Classes Betaproteobacteria and Gammaproteobacteria are prevalent within the human oral cavity, and are markers for good oral health. The oral microbiome consists of 11 habitats, including the tongue dorsum, hard palate, tonsils, throat, saliva, and more. Changes in the oral microbiome are due to endogenous and exogenous factors like host lifestyle, genotype, environment, immune system, and socioeconomic status. Considering diet as a factor, high saturated fatty acid (SAF) content, achieved through poor diet, has been correlated to increased abundance of Betaproteobacteria in the oral cavity.

=== Economic value ===
Pseudomonadota bacteria have a symbiotic or mutualistic association with plant roots, an example being in the rhizomes of potato plants. Because of this symbiotic relationship, farmers have the ability to increase their crop yields. Healthier root systems can lead to better nutrient uptake, improved water retention, increased resistance to diseases and pests, and ultimately higher crop yields per acre.

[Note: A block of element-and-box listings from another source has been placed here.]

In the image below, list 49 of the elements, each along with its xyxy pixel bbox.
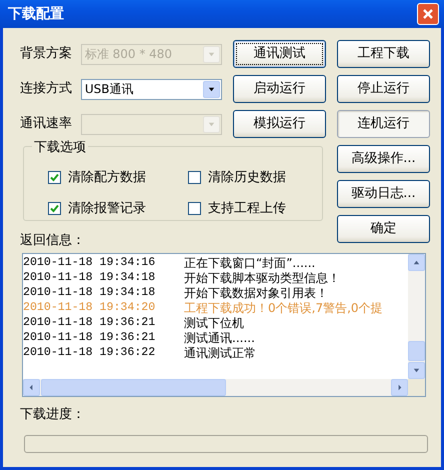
button[interactable]: 模拟运行 (233, 110, 326, 138)
log-timestamp: 2010-11-18 19:34:18 (23, 270, 156, 286)
field-label: 连接方式 (20, 80, 73, 98)
log-timestamp: 2010-11-18 19:36:21 (23, 330, 156, 346)
log-message: 通讯测试正常 (184, 344, 256, 362)
dropdown-field[interactable]: USB通讯 (80, 78, 222, 100)
button[interactable]: 高级操作... (337, 145, 430, 173)
scroll-thumb[interactable] (408, 341, 425, 361)
horizontal-scrollbar[interactable] (23, 379, 408, 396)
checkbox[interactable] (48, 170, 61, 184)
button[interactable]: 工程下载 (337, 40, 430, 68)
button[interactable]: 启动运行 (233, 75, 326, 103)
scroll-right-icon[interactable] (391, 379, 408, 396)
scroll-down-icon[interactable] (408, 362, 425, 379)
close-icon (422, 8, 434, 20)
log-message: 测试下位机 (184, 314, 244, 332)
scroll-thumb[interactable] (41, 379, 226, 396)
log-timestamp: 2010-11-18 19:36:21 (23, 314, 156, 331)
progress-label: 下载进度： (20, 406, 86, 424)
close-button[interactable] (417, 3, 439, 25)
button[interactable]: 驱动日志... (337, 180, 430, 208)
log-timestamp: 2010-11-18 19:34:20 (23, 300, 156, 316)
log-message: 工程下载成功！0个错误,7警告,0个提 (184, 300, 383, 316)
window-title: 下载配置 (8, 4, 64, 24)
button[interactable]: 确定 (337, 215, 430, 243)
scrollbar-corner (408, 379, 425, 396)
checkbox-label[interactable]: 支持工程上传 (208, 199, 286, 218)
log-timestamp: 2010-11-18 19:34:18 (23, 284, 156, 301)
scroll-up-icon[interactable] (408, 254, 425, 271)
checkbox[interactable] (188, 202, 201, 216)
field-label: 背景方案 (20, 45, 73, 64)
field-label: 通讯速率 (20, 115, 73, 134)
log-message: 测试通讯...... (184, 330, 255, 346)
log-message: 开始下载脚本驱动类型信息！ (184, 270, 340, 286)
checkbox[interactable] (48, 202, 61, 216)
button[interactable]: 连机运行 (337, 110, 430, 138)
button[interactable]: 通讯测试 (233, 40, 326, 68)
vertical-scrollbar[interactable] (408, 254, 425, 379)
log-timestamp: 2010-11-18 19:36:22 (23, 344, 156, 361)
scroll-left-icon[interactable] (23, 379, 40, 396)
log-message: 开始下载数据对象引用表！ (184, 284, 328, 302)
log-timestamp: 2010-11-18 19:34:16 (23, 254, 156, 271)
checkbox-label[interactable]: 清除报警记录 (68, 199, 146, 218)
log-message: 正在下载窗口“封面”...... (184, 254, 316, 272)
button[interactable]: 停止运行 (337, 75, 430, 103)
checkbox-label[interactable]: 清除配方数据 (68, 168, 146, 187)
checkbox-label[interactable]: 清除历史数据 (208, 168, 286, 187)
checkbox[interactable] (188, 170, 201, 184)
section-label: 返回信息： (20, 232, 86, 250)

Members of Pseudomonadota have vast metabolic abilities that allow them to utilize and produce a variety of compounds. Bioleaching, carried out by various Thiobacillus species, is an example of this. Any iron and sulfur oxidizing species has the potential to uncover metals and low-grade ores that conventional mining techniques were unable to extract. At present, they are most often used for recovering copper and uranium, but researchers are looking to expand this field in the future. The downside of this method is that the bacteria produce acidic byproducts that end up in acid mine drainage.

=== Ecological impact ===
Pseudomonadota are microbes commonly found within soil systems, and play a crucial role in the surrounding ecosystem by performing functions such as nutrient cycling, carbon dioxide fixation, decomposition, and nitrogen fixation. Pseudomonadota can be described as phototrophs, heterotrophs, and lithotrophs. As heterotrophs (examples Pseudomonas and Xanthomonas) these bacteria are effective in breaking down organic matter, contributing to nutrient cycling. Photolithotrophs within the phylum are able to perform photosynthesis using sulfide or elemental sulfur as electron donors, which enables them to participate in carbon fixation and oxygen production even in anaerobic conditions. These Pseudomonadota bacteria are also considered copiotrophic organisms, meaning they can be found in environments with high nutrient availability, such as fertile soils, compost, and sewage.